Era ya de noche, quizás por eso pocos medios recogieron el episodio. Pero lo que ocurrió este jueves en el hemiciclo fue insólito. Único, en realidad. Después de una interrupción provocada por un griterío que el tercer vicepresidente del Congreso, Alejandro Cavero, no supo controlar, el pleno convocado para esa jornada fue reanudado y, como quien quiere hacer sentir que ya volvieron los adultos, el titular del Legislativo, Eduardo Salhuana, tomó la palabra. “Yo, personalmente, como presidente [del Parlamento], quiero pedir las disculpas del caso a la ciudadanía”, dijo. Y, por un instante, un extraño fulgor relumbró sobre su testa, en marcado contraste con el ilusorio azabache que la cubre. Fue un relámpago, que duró apenas lo que demoró la frase en brotar de sus labios, pero algunos testigos atentos lo alcanzaron a ver.

Una interpretación sencilla de lo declarado por Salhuana haría pensar que se estaba refiriendo exclusivamente a la zafacoca que había tenido lugar en la sesión de la fecha mientras él ocupaba su tiempo en otros menesteres. El mentado fogonazo, sin embargo, sugiere que hubo en su intervención algo de trance. Algo de visita beatífica de una inteligencia superior que le confirió por unos segundos la lucidez suficiente para contemplar sin anteojeras la penosa faena que esta representación nacional nos ha obsequiado durante los últimos cuatro años. Es decir, el desfile de “niños” y “mochasueldos”, extensiones del Reinfo y autorizaciones de retiros de fondos previsionales –por mencionar solo las miserias que vienen a la mente– a que nos tiene acostumbrados la actual conformación parlamentaria. ¿No podrían esas disculpas haber sido la expresión de algo más profundo que el mero comentario de un incidente casi rutinario en el Palacio de la Plaza Bolívar? En esta pequeña columna creemos que sí, así la repentina sensación de vergüenza terminara luego desvaneciéndose con la misma rapidez con la que había aparecido.
–Tierra, trágame–
Contra una opinión generalizada, nosotros no pensamos que este Congreso sea peor que los anteriores. No mucho peor, en todo caso. Recordemos la devastación institucional que nos acarrearon recientemente la representación nacional de los urrestis y los antauristas, o la de los becerriles y las yesenias antes de tirar, no digamos la primera piedra (que esa la hemos de arrojar todos), pero sí la cuarta o la quinta. No en vano evocamos aquí alguna vez en honor de una de ellas a esas criaturas de pesadilla que Stephen Spielberg bautizó como los ‘gremlins’.

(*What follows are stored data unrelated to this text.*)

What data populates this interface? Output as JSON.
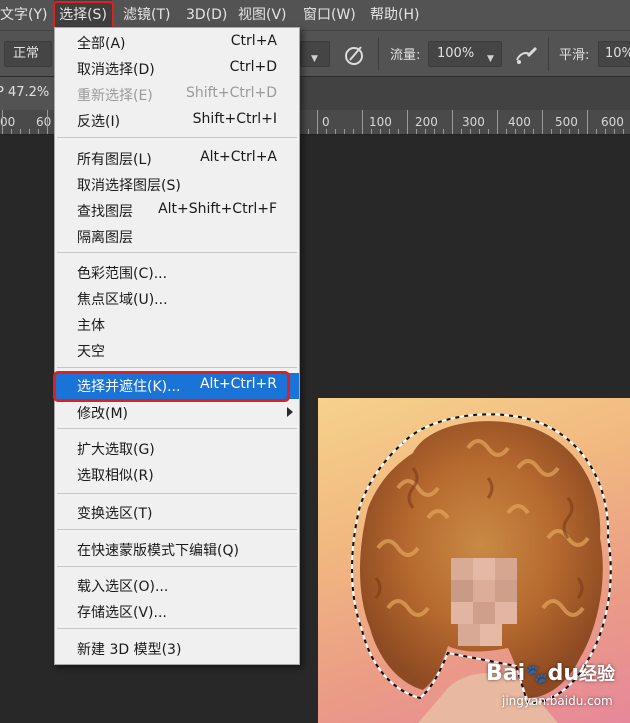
{
  "menubar": {
    "items": [
      "文字(Y)",
      "选择(S)",
      "滤镜(T)",
      "3D(D)",
      "视图(V)",
      "窗口(W)",
      "帮助(H)"
    ]
  },
  "options": {
    "mode": "正常",
    "flow_label": "流量:",
    "flow_value": "100%",
    "smooth_label": "平滑:",
    "smooth_value": "10%"
  },
  "document": {
    "zoom": "47.2%",
    "ruler_labels": [
      "00",
      "60",
      "0",
      "100",
      "200",
      "300",
      "400",
      "500",
      "600"
    ]
  },
  "menu": {
    "items": [
      {
        "label": "全部(A)",
        "shortcut": "Ctrl+A"
      },
      {
        "label": "取消选择(D)",
        "shortcut": "Ctrl+D"
      },
      {
        "label": "重新选择(E)",
        "shortcut": "Shift+Ctrl+D"
      },
      {
        "label": "反选(I)",
        "shortcut": "Shift+Ctrl+I"
      },
      {
        "label": "所有图层(L)",
        "shortcut": "Alt+Ctrl+A"
      },
      {
        "label": "取消选择图层(S)",
        "shortcut": ""
      },
      {
        "label": "查找图层",
        "shortcut": "Alt+Shift+Ctrl+F"
      },
      {
        "label": "隔离图层",
        "shortcut": ""
      },
      {
        "label": "色彩范围(C)...",
        "shortcut": ""
      },
      {
        "label": "焦点区域(U)...",
        "shortcut": ""
      },
      {
        "label": "主体",
        "shortcut": ""
      },
      {
        "label": "天空",
        "shortcut": ""
      },
      {
        "label": "选择并遮住(K)...",
        "shortcut": "Alt+Ctrl+R"
      },
      {
        "label": "修改(M)",
        "shortcut": ""
      },
      {
        "label": "扩大选取(G)",
        "shortcut": ""
      },
      {
        "label": "选取相似(R)",
        "shortcut": ""
      },
      {
        "label": "变换选区(T)",
        "shortcut": ""
      },
      {
        "label": "在快速蒙版模式下编辑(Q)",
        "shortcut": ""
      },
      {
        "label": "载入选区(O)...",
        "shortcut": ""
      },
      {
        "label": "存储选区(V)...",
        "shortcut": ""
      },
      {
        "label": "新建 3D 模型(3)",
        "shortcut": ""
      }
    ]
  },
  "watermark": {
    "brand": "Bai",
    "brand2": "du",
    "brand_cn": "经验",
    "url": "jingyan.baidu.com"
  },
  "colors": {
    "menu_highlight": "#1a73d6",
    "annotation": "#e0201f"
  }
}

Fue una mayoría de los miembros de esta conformación parlamentaria la que impidió que Pedro Castillo hiciera cera y pabilo de nuestra Constitución y redondeara su conversión en el tirano rapaz que él y sus cómplices querían. Y eso fue así no porque esa mayoría fuese una suma de seres virtuosos, sino porque eso es lo que sucede naturalmente cuando el poder está distribuido entre varias manos: la fiscalización cruzada y la competencia determinan que unos les corten las uñas a los otros. Esto es, que tengamos a diablos vigilando diablos, según famosa frase. No debe entenderse entonces esta diatriba de la actuación vil de tanto fulano acomodado sobre una curul como un clamor contra la existencia de un Poder Legislativo entre nosotros. Por increíble que parezca, estaríamos peor sin él.

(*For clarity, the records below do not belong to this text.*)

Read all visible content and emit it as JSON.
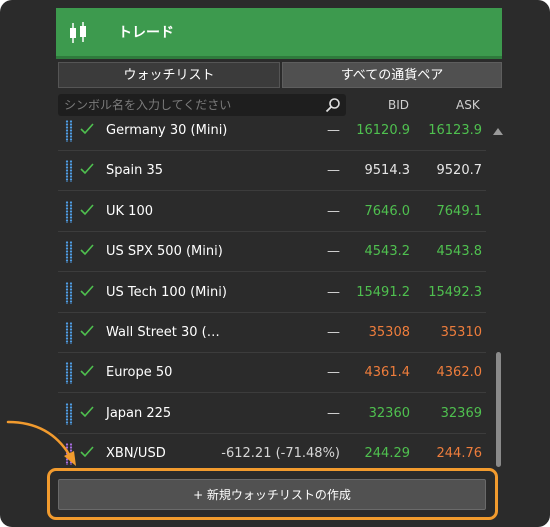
{
  "header": {
    "title": "トレード",
    "icon": "candlestick-icon"
  },
  "tabs": [
    {
      "label": "ウォッチリスト",
      "active": true
    },
    {
      "label": "すべての通貨ペア",
      "active": false
    }
  ],
  "search": {
    "placeholder": "シンボル名を入力してください",
    "value": ""
  },
  "columns": {
    "bid": "BID",
    "ask": "ASK"
  },
  "rows": [
    {
      "name": "Germany 30 (Mini)",
      "change": "—",
      "bid": "16120.9",
      "ask": "16123.9",
      "bid_color": "green",
      "ask_color": "green"
    },
    {
      "name": "Spain 35",
      "change": "—",
      "bid": "9514.3",
      "ask": "9520.7",
      "bid_color": "white",
      "ask_color": "white"
    },
    {
      "name": "UK 100",
      "change": "—",
      "bid": "7646.0",
      "ask": "7649.1",
      "bid_color": "green",
      "ask_color": "green"
    },
    {
      "name": "US SPX 500 (Mini)",
      "change": "—",
      "bid": "4543.2",
      "ask": "4543.8",
      "bid_color": "green",
      "ask_color": "green"
    },
    {
      "name": "US Tech 100 (Mini)",
      "change": "—",
      "bid": "15491.2",
      "ask": "15492.3",
      "bid_color": "green",
      "ask_color": "green"
    },
    {
      "name": "Wall Street 30 (…",
      "change": "—",
      "bid": "35308",
      "ask": "35310",
      "bid_color": "orange",
      "ask_color": "orange"
    },
    {
      "name": "Europe 50",
      "change": "—",
      "bid": "4361.4",
      "ask": "4362.0",
      "bid_color": "orange",
      "ask_color": "orange"
    },
    {
      "name": "Japan 225",
      "change": "—",
      "bid": "32360",
      "ask": "32369",
      "bid_color": "green",
      "ask_color": "green"
    },
    {
      "name": "XBN/USD",
      "change": "-612.21 (-71.48%)",
      "bid": "244.29",
      "ask": "244.76",
      "bid_color": "green",
      "ask_color": "orange"
    }
  ],
  "create_button": {
    "label": "+ 新規ウォッチリストの作成"
  },
  "colors": {
    "header_green": "#3d9a4e",
    "price_green": "#4fc04f",
    "price_orange": "#ee7d3c",
    "highlight": "#f29b2e"
  }
}
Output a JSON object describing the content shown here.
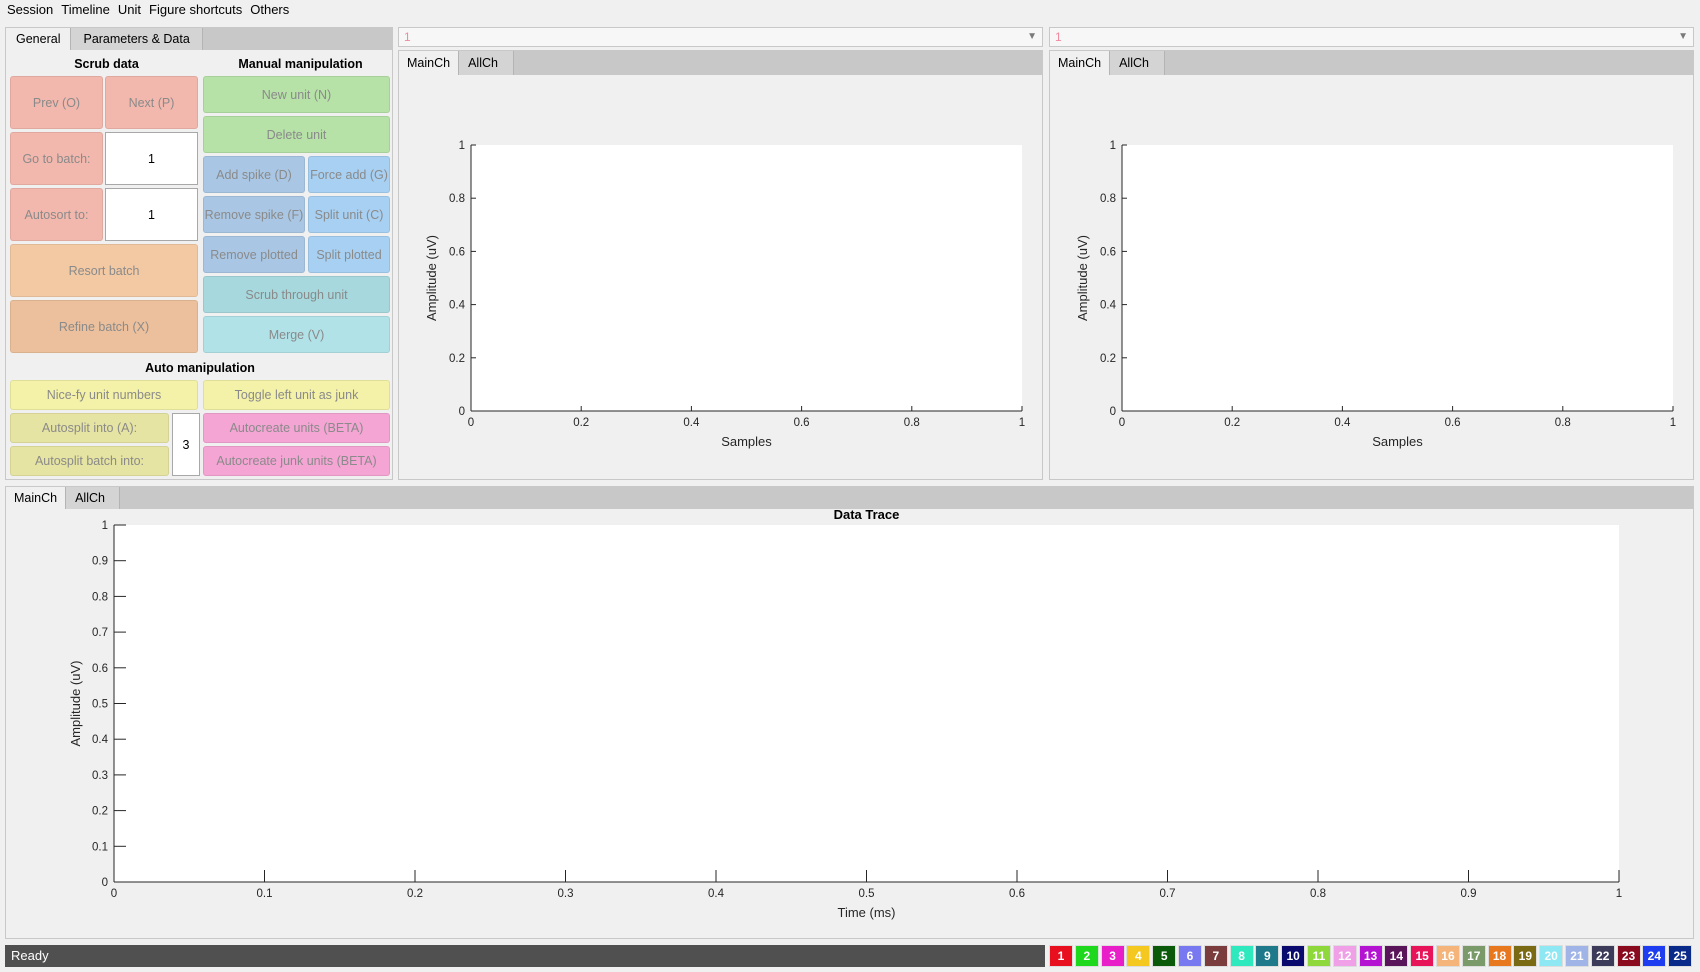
{
  "menu": [
    "Session",
    "Timeline",
    "Unit",
    "Figure shortcuts",
    "Others"
  ],
  "left_panel": {
    "tabs": [
      "General",
      "Parameters & Data"
    ],
    "active_tab": "General",
    "scrub": {
      "title": "Scrub data",
      "prev": "Prev (O)",
      "next": "Next (P)",
      "go_to_batch": "Go to batch:",
      "go_to_batch_value": "1",
      "autosort_to": "Autosort to:",
      "autosort_value": "1",
      "resort": "Resort batch",
      "refine": "Refine batch (X)"
    },
    "manual": {
      "title": "Manual manipulation",
      "new_unit": "New unit (N)",
      "delete_unit": "Delete unit",
      "add_spike": "Add spike (D)",
      "force_add": "Force add (G)",
      "remove_spike": "Remove spike (F)",
      "split_unit": "Split unit (C)",
      "remove_plotted": "Remove plotted",
      "split_plotted": "Split plotted",
      "scrub_unit": "Scrub through unit",
      "merge": "Merge (V)"
    },
    "auto": {
      "title": "Auto manipulation",
      "nicefy": "Nice-fy unit numbers",
      "toggle_junk": "Toggle left unit as junk",
      "autosplit": "Autosplit into (A):",
      "autosplit_batch": "Autosplit batch into:",
      "autosplit_value": "3",
      "autocreate": "Autocreate units (BETA)",
      "autocreate_junk": "Autocreate junk units (BETA)"
    }
  },
  "unit_panels": [
    {
      "selected": "1",
      "tabs": [
        "MainCh",
        "AllCh"
      ],
      "active_tab": "MainCh"
    },
    {
      "selected": "1",
      "tabs": [
        "MainCh",
        "AllCh"
      ],
      "active_tab": "MainCh"
    }
  ],
  "trace_panel": {
    "tabs": [
      "MainCh",
      "AllCh"
    ],
    "active_tab": "MainCh"
  },
  "chart_data": [
    {
      "type": "line",
      "title": "",
      "xlabel": "Samples",
      "ylabel": "Amplitude (uV)",
      "xlim": [
        0,
        1
      ],
      "ylim": [
        0,
        1
      ],
      "xticks": [
        "0",
        "0.2",
        "0.4",
        "0.6",
        "0.8",
        "1"
      ],
      "yticks": [
        "0",
        "0.2",
        "0.4",
        "0.6",
        "0.8",
        "1"
      ],
      "series": []
    },
    {
      "type": "line",
      "title": "",
      "xlabel": "Samples",
      "ylabel": "Amplitude (uV)",
      "xlim": [
        0,
        1
      ],
      "ylim": [
        0,
        1
      ],
      "xticks": [
        "0",
        "0.2",
        "0.4",
        "0.6",
        "0.8",
        "1"
      ],
      "yticks": [
        "0",
        "0.2",
        "0.4",
        "0.6",
        "0.8",
        "1"
      ],
      "series": []
    },
    {
      "type": "line",
      "title": "Data Trace",
      "xlabel": "Time (ms)",
      "ylabel": "Amplitude (uV)",
      "xlim": [
        0,
        1
      ],
      "ylim": [
        0,
        1
      ],
      "xticks": [
        "0",
        "0.1",
        "0.2",
        "0.3",
        "0.4",
        "0.5",
        "0.6",
        "0.7",
        "0.8",
        "0.9",
        "1"
      ],
      "yticks": [
        "0",
        "0.1",
        "0.2",
        "0.3",
        "0.4",
        "0.5",
        "0.6",
        "0.7",
        "0.8",
        "0.9",
        "1"
      ],
      "series": []
    }
  ],
  "status": "Ready",
  "unit_colors": [
    {
      "label": "1",
      "color": "#e8101e"
    },
    {
      "label": "2",
      "color": "#1ed81e"
    },
    {
      "label": "3",
      "color": "#e81ec8"
    },
    {
      "label": "4",
      "color": "#f4c81e"
    },
    {
      "label": "5",
      "color": "#0a5a0a"
    },
    {
      "label": "6",
      "color": "#7878f0"
    },
    {
      "label": "7",
      "color": "#7a3c3c"
    },
    {
      "label": "8",
      "color": "#2ee8be"
    },
    {
      "label": "9",
      "color": "#1e7a8a"
    },
    {
      "label": "10",
      "color": "#0a0a6e"
    },
    {
      "label": "11",
      "color": "#8ed83c"
    },
    {
      "label": "12",
      "color": "#f0a0e6"
    },
    {
      "label": "13",
      "color": "#b414d2"
    },
    {
      "label": "14",
      "color": "#5a145a"
    },
    {
      "label": "15",
      "color": "#e8145a"
    },
    {
      "label": "16",
      "color": "#f4b47a"
    },
    {
      "label": "17",
      "color": "#7a9a6a"
    },
    {
      "label": "18",
      "color": "#e8781e"
    },
    {
      "label": "19",
      "color": "#7a6a14"
    },
    {
      "label": "20",
      "color": "#8ee8f4"
    },
    {
      "label": "21",
      "color": "#a0b4e8"
    },
    {
      "label": "22",
      "color": "#3c3c5a"
    },
    {
      "label": "23",
      "color": "#8a0a1e"
    },
    {
      "label": "24",
      "color": "#1e3cf0"
    },
    {
      "label": "25",
      "color": "#0a2a8a"
    }
  ]
}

Es por eso, en consecuencia, que resulta legítimo entusiasmarse con el roche relámpago del que dio testimonio esta semana Eduardo Salhuana. Porque, por efímera que sea la vigencia del “tierra, trágame” escenificado en esta ocasión, se abre la posibilidad de que otras iluminaciones progresivamente más prolongadas sucedan pronto a esta, mitigando así el difundido deseo de que la tierra preste oídos a lo solicitado.